5. Where the ultimate beneficiary or transaction party is a terrorist or terrorist group as advised by the Financial Supervisory Commission, Executive Yuan based on information provided by foreign governments, or a terrorist organization identified or investigated by an international organization against money laundering; or where the transaction is suspected or bears reasonable reason to suspect to have been linked with a terrorist activity, terrorist organization or financing of terrorism.
6. Other transactions that show signs of money launderingas provided in the money laundering prevention guidelines of the financial institution and are deemed as irregular transactions under the internal procedure of the financial institution.

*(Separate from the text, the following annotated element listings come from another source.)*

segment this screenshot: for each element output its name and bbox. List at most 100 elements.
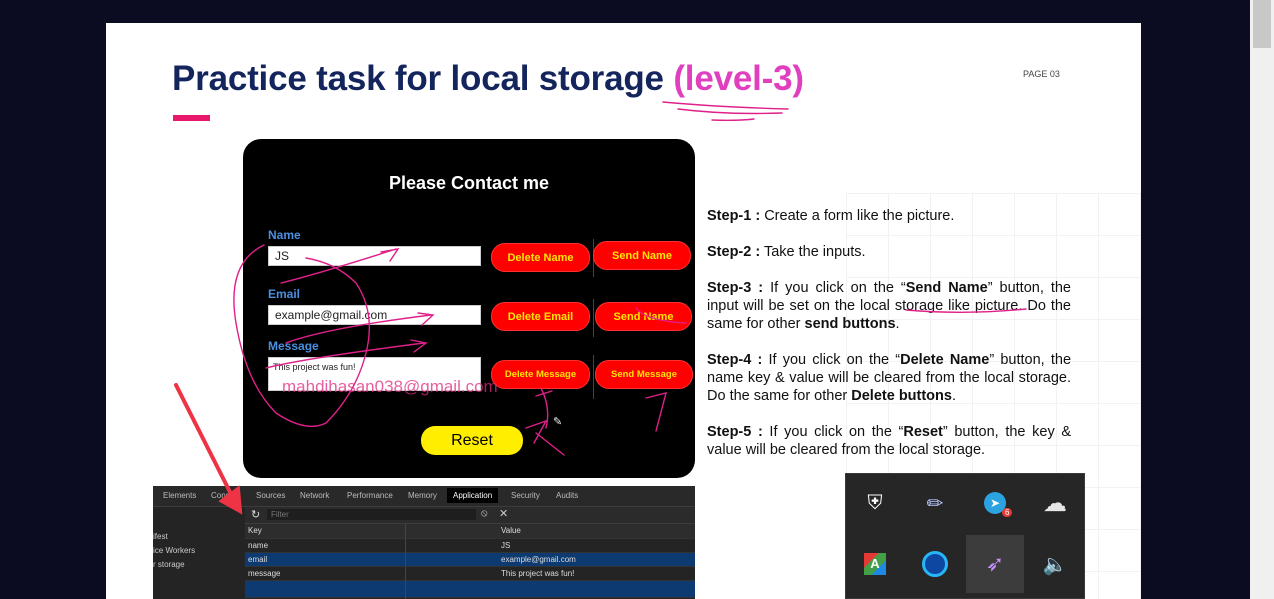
step-emphasis: Delete buttons [851,388,952,404]
step-emphasis: Delete Name [900,352,990,368]
step-label: Step-3 : [707,280,764,296]
devtools-tab-network[interactable]: Network [300,491,329,500]
email-label: Email [268,287,301,301]
name-input[interactable]: JS [268,246,481,266]
step-text: Take the inputs. [760,244,866,260]
devtools-sidebar: ifest ice Workers r storage [153,507,243,599]
windows-security-warning-icon: ⛨ [867,491,883,514]
title-accent-bar [173,115,210,121]
column-key[interactable]: Key [248,526,262,535]
onedrive-icon: ☁ [1043,489,1067,517]
tray-item-security[interactable]: ⛨ [846,474,904,532]
step-text: If you click on the “ [762,352,901,368]
tray-item-ring-app[interactable] [906,535,964,593]
step-item: Step-3 : If you click on the “Send Name”… [707,279,1071,333]
feather-pen-app-icon: ➶ [985,551,1005,576]
delete-name-button[interactable]: Delete Name [491,243,590,272]
step-label: Step-2 : [707,244,761,260]
send-name-button[interactable]: Send Name [593,241,691,270]
step-emphasis: Reset [903,424,943,440]
color-grid-app-icon: A [864,553,886,575]
step-item: Step-1 : Create a form like the picture. [707,207,1071,225]
annotation-stroke [711,118,755,122]
table-row[interactable]: email example@gmail.com [245,553,695,567]
send-message-button[interactable]: Send Message [595,360,693,389]
row-key: message [248,569,281,578]
delete-selected-icon[interactable]: ✕ [499,507,508,520]
tray-item-speaker[interactable]: 🔈 [1026,535,1084,593]
devtools-tab-security[interactable]: Security [511,491,540,500]
telegram-badge: 6 [1002,508,1013,517]
table-row-empty[interactable] [245,581,695,598]
column-value[interactable]: Value [501,526,521,535]
row-key: name [248,541,269,550]
step-text: If you click on the “ [762,424,904,440]
page-title: Practice task for local storage (level-3… [172,59,804,99]
sidebar-item-manifest[interactable]: ifest [153,532,168,541]
devtools-storage-toolbar: ↻ Filter ⦸ ✕ [245,507,695,524]
red-arrow-shaft [174,383,234,498]
step-text: If you click on the “ [763,280,906,296]
reset-button[interactable]: Reset [421,426,523,455]
step-text: . [895,316,900,332]
speaker-icon: 🔈 [1042,553,1068,576]
title-level: (level-3) [673,59,804,98]
devtools-tab-memory[interactable]: Memory [408,491,437,500]
devtools-tab-application[interactable]: Application [447,488,499,503]
devtools-tab-console[interactable]: Conso [211,491,234,500]
tray-item-feather[interactable]: ➶ [966,535,1024,593]
devtools-tab-sources[interactable]: Sources [256,491,285,500]
filter-input[interactable]: Filter [267,509,476,520]
contact-form-screenshot: Please Contact me Name JS Delete Name Se… [243,139,695,478]
step-emphasis: Send Name [905,280,988,296]
tray-item-telegram[interactable]: ➤ 6 [966,474,1024,532]
devtools-tab-elements[interactable]: Elements [163,491,196,500]
devtools-tab-audits[interactable]: Audits [556,491,578,500]
ring-app-icon [922,551,948,577]
row-key: email [248,555,268,564]
sidebar-item-local-storage[interactable]: r storage [153,560,185,569]
step-item: Step-4 : If you click on the “Delete Nam… [707,351,1071,405]
tray-item-color-app[interactable]: A [846,535,904,593]
table-row[interactable]: name JS [245,539,695,553]
step-item: Step-5 : If you click on the “Reset” but… [707,423,1071,459]
storage-table: Key Value name JS email example@gmail.co… [245,524,695,598]
devtools-tab-bar: Elements Conso Sources Network Performan… [153,486,695,507]
refresh-icon[interactable]: ↻ [251,508,260,521]
tray-item-pencil[interactable]: ✏ [906,474,964,532]
step-item: Step-2 : Take the inputs. [707,243,1071,261]
devtools-screenshot: Elements Conso Sources Network Performan… [153,486,695,599]
annotation-stroke [662,101,789,110]
send-email-button[interactable]: Send Name [595,302,692,331]
page-scrollbar[interactable] [1250,0,1274,599]
step-list: Step-1 : Create a form like the picture.… [707,207,1071,477]
column-divider [405,524,406,599]
scrollbar-thumb[interactable] [1253,0,1271,48]
row-value: example@gmail.com [501,555,576,564]
pencil-app-icon: ✏ [926,492,944,515]
page-number: PAGE 03 [1023,69,1060,79]
step-text: . [951,388,956,404]
step-label: Step-4 : [707,352,763,368]
email-watermark: mahdihasan038@gmail.com [282,377,498,396]
annotation-stroke [677,108,783,115]
clear-all-icon[interactable]: ⦸ [481,508,488,519]
system-tray-overflow: ⛨ ✏ ➤ 6 ☁ A ➶ 🔈 [845,473,1085,599]
devtools-tab-performance[interactable]: Performance [347,491,393,500]
sidebar-item-service-workers[interactable]: ice Workers [153,546,195,555]
step-emphasis: send buttons [804,316,896,332]
step-text: Create a form like the picture. [760,208,955,224]
delete-email-button[interactable]: Delete Email [491,302,590,331]
name-label: Name [268,228,301,242]
divider [593,299,594,337]
title-main: Practice task for local storage [172,59,664,98]
email-input[interactable]: example@gmail.com [268,305,481,325]
cursor-pen-icon: ✎ [553,416,563,428]
divider [593,355,594,399]
step-label: Step-5 : [707,424,763,440]
row-value: JS [501,541,511,550]
table-row[interactable]: message This project was fun! [245,567,695,581]
delete-message-button[interactable]: Delete Message [491,360,590,389]
tray-item-onedrive[interactable]: ☁ [1026,474,1084,532]
message-label: Message [268,339,319,353]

For transactions other than those mentioned in the preceding paragraph and deemed as suspicious money laundering activities (including cash and transfer transactions), a financial institution shall file a STR with the Investigation Bureau, Ministry of Justice, regardless of the amount of transaction. For transactions mentioned in the preceding two paragraphs that were not completed, a financial institution shall still file a STR with the Investigation Bureau, Ministry of Justice.
Financial institutions shall observe the following rules in filing a STR:
1. Within ten (10) business days upon discovery of the transaction suspected of money laundering, the responsible section at the head office of the financial institution shall prepare a STR (See Attachment 3), report it to the deputy general manager or a person holding equivalent position at the institution for approval and promptly file a STR with the Investigation Bureau, Ministry of Justice.
2. For obvious, significant and urgent suspected money laundering transactions , a financial institution should report the case concerned to the Investigation Bureau, Ministry of Justice promptly by fax or other feasible means and follow it up with a written report. The financial institution is not required to submit a follow-up written report, provided the Investigation Bureau, Ministry of Justice has acknowledged the receipt of the fax report by sending a reply by fax (See Attachment 4). In such event, the financial institution shall keep the fax confirmation reply.
3. The originals of the reporting records and proofs of transactions shall be kept for five years.
These Regulations shall be implemented three months after issuance.